I think this abstract sounds interesting, although it would be more interesting if we could read the whole article...Anway, they hypothesize that "primary oligodendrocyte dysfunctions" can trigger the secondary immune response.


Oligodendroglial impact on axonal function and survival - a hypothesis.

Demyelinating diseases
Current Opinion in Neurology. 21(3):235-241, June 2008.
Kassmann, Celia Michele; Nave, Klaus-Armin

Abstract:
Purpose of review: Although multiple sclerosis is considered the prototype of a primary autoimmune disease in the central nervous system, there is emerging evidence that primary oligodendrocyte dysfunctions can suffice to trigger a secondary immune response in the nervous system. This short review focuses on the possible primary role of oligodendrocytes in axon loss and inflammatory demyelination.

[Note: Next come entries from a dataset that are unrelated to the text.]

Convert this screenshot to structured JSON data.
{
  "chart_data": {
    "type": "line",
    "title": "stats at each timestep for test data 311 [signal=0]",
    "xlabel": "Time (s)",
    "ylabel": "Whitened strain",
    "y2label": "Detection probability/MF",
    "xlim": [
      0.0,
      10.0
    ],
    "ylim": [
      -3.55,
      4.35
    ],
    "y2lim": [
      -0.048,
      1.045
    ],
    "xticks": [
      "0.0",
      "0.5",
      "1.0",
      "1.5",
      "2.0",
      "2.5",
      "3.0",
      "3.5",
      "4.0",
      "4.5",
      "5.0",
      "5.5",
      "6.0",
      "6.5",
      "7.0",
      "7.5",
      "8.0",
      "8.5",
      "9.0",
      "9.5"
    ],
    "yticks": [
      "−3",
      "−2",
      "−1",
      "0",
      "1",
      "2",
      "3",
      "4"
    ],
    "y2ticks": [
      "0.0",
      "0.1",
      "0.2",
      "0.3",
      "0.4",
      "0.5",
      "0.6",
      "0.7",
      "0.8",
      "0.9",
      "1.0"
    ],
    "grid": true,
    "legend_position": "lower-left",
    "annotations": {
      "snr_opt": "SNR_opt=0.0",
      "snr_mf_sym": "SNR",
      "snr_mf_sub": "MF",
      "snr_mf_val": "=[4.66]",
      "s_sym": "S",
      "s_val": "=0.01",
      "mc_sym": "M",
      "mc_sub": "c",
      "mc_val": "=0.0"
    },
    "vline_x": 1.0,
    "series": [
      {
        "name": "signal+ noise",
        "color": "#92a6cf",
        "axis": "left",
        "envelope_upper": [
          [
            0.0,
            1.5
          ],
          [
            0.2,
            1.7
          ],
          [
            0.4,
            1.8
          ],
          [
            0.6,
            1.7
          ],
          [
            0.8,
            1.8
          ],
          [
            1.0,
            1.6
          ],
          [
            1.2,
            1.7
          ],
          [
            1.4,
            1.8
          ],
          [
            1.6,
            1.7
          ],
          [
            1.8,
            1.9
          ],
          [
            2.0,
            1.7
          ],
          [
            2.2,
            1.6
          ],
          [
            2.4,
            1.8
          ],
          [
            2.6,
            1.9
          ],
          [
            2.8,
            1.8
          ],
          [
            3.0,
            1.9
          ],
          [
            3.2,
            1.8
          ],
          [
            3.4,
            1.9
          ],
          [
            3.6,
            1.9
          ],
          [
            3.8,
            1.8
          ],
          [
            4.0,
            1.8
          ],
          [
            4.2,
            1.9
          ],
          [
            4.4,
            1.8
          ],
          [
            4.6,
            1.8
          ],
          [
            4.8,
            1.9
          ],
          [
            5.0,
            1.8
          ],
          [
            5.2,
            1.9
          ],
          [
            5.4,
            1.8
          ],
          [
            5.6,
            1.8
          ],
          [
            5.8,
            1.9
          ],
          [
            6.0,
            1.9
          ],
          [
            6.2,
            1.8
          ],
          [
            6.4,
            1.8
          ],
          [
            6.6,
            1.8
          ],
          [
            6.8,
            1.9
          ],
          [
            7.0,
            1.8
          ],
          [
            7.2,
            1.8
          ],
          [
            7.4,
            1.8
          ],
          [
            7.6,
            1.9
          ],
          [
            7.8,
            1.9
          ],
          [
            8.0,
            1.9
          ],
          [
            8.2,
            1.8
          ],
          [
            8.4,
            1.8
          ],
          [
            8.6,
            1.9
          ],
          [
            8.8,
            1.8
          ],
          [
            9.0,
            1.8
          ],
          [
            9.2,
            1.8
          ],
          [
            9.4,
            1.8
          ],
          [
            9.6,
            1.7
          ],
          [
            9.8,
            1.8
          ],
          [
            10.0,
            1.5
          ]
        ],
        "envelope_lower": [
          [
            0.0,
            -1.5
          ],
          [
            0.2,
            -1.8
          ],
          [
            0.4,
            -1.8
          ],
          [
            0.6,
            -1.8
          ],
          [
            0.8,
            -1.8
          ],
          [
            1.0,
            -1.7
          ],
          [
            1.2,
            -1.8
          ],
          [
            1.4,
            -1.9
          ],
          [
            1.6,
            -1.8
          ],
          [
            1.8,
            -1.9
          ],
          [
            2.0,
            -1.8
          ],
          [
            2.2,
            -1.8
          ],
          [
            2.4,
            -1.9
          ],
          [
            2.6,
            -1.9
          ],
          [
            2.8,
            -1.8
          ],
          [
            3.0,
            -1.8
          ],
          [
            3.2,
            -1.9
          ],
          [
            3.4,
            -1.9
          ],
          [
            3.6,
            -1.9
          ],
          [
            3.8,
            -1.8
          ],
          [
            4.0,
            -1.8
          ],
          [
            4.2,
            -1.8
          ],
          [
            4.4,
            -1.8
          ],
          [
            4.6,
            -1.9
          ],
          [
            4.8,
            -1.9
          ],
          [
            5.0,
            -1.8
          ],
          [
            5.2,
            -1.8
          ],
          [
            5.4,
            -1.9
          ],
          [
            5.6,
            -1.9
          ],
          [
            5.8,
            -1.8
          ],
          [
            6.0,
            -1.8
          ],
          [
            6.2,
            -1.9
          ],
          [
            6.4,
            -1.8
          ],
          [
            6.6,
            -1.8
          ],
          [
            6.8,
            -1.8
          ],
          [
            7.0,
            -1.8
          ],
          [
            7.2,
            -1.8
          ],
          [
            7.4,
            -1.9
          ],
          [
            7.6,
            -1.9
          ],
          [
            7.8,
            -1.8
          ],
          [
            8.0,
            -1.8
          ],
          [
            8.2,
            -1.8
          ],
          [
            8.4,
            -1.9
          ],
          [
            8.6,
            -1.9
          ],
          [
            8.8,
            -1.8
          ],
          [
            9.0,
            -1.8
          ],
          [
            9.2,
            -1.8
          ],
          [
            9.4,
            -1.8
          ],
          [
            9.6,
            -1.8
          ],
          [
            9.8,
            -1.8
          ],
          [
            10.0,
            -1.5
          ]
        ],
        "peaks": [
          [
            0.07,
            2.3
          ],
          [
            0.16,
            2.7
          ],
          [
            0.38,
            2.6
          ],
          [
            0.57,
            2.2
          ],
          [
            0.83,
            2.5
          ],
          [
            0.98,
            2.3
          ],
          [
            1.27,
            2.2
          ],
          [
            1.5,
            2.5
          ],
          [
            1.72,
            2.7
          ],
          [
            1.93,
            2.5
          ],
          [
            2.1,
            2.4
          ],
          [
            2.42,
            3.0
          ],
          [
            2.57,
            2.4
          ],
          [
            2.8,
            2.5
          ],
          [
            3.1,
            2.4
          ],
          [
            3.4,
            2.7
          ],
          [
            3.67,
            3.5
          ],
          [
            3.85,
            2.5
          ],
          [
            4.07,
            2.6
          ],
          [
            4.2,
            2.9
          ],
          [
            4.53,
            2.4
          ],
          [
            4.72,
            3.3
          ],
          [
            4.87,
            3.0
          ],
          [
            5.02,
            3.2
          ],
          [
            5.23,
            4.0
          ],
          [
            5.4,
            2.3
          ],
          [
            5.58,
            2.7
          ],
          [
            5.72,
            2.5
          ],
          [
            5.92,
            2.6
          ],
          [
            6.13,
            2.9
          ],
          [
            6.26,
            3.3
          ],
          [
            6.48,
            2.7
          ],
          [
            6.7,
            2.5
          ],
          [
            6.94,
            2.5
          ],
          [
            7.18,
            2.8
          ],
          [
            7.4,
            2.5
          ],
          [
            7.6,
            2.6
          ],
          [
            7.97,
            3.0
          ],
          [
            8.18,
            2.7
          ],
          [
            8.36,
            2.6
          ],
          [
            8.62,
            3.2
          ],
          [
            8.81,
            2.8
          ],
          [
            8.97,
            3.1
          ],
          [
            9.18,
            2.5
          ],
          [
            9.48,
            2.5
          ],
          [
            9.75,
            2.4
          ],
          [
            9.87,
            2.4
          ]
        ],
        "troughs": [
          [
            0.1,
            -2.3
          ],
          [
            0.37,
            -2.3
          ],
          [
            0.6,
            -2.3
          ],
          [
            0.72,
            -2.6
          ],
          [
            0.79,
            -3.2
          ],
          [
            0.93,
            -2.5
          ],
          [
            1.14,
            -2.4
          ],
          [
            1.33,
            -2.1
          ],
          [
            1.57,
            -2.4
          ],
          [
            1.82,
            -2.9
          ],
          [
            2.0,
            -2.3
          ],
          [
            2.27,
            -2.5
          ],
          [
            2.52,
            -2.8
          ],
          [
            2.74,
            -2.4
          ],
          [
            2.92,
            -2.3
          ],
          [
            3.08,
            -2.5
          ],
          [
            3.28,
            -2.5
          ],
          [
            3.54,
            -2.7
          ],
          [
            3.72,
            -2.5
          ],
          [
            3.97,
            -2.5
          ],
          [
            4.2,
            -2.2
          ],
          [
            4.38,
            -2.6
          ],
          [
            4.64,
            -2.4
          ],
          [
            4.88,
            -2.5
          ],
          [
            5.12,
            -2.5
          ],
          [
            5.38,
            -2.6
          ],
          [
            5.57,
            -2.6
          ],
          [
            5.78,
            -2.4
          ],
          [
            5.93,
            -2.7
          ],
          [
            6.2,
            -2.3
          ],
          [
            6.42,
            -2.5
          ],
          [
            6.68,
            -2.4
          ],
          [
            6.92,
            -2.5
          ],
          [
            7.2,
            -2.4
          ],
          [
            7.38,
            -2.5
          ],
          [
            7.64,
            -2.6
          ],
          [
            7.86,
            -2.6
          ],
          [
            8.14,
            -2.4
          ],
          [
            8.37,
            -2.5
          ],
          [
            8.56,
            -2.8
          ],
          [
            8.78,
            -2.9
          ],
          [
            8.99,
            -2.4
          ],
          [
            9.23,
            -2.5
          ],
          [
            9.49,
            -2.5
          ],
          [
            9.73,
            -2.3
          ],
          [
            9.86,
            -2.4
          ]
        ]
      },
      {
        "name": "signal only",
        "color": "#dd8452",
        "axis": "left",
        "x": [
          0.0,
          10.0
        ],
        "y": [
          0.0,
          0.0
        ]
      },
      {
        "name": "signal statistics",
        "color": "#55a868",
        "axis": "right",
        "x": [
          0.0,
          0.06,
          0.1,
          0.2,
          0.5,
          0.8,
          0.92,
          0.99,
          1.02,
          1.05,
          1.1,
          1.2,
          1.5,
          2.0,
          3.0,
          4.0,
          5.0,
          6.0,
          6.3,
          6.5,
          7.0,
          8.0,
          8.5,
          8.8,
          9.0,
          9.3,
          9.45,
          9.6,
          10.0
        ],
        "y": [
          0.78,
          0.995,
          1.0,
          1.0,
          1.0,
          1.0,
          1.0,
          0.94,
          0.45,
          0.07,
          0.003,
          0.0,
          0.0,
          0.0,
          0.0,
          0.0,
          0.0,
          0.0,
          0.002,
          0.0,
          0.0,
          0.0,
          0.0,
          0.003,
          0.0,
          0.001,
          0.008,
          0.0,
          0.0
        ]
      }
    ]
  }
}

Recent findings: The analysis of natural and engineered mouse mutants has provided unexpected insight into oligodendrocyte function beyond that of axonal myelination for rapid impulse propagation. Specifically, mutations in some genes thought to be required for myelin assembly revealed an additional role of oligodendrocytes in supporting long-term axonal function and survival. Other mutations have been reported that cause both central nervous system demyelination and neuroinflammation, with pathological features known from human leukodystrophy patients. In human multiple sclerosis, demyelination leads invariably to axon loss, but the underling pathomechanisms may not be restricted to that of a primary immune-mediated disorder.

Summary: Collectively, experimental and pathological findings point to a primary role of myelinating glia in long-term axonal support and suggest that defects of lipid metabolism in oligodendrocytes contribute to inflammatory myelin diseases.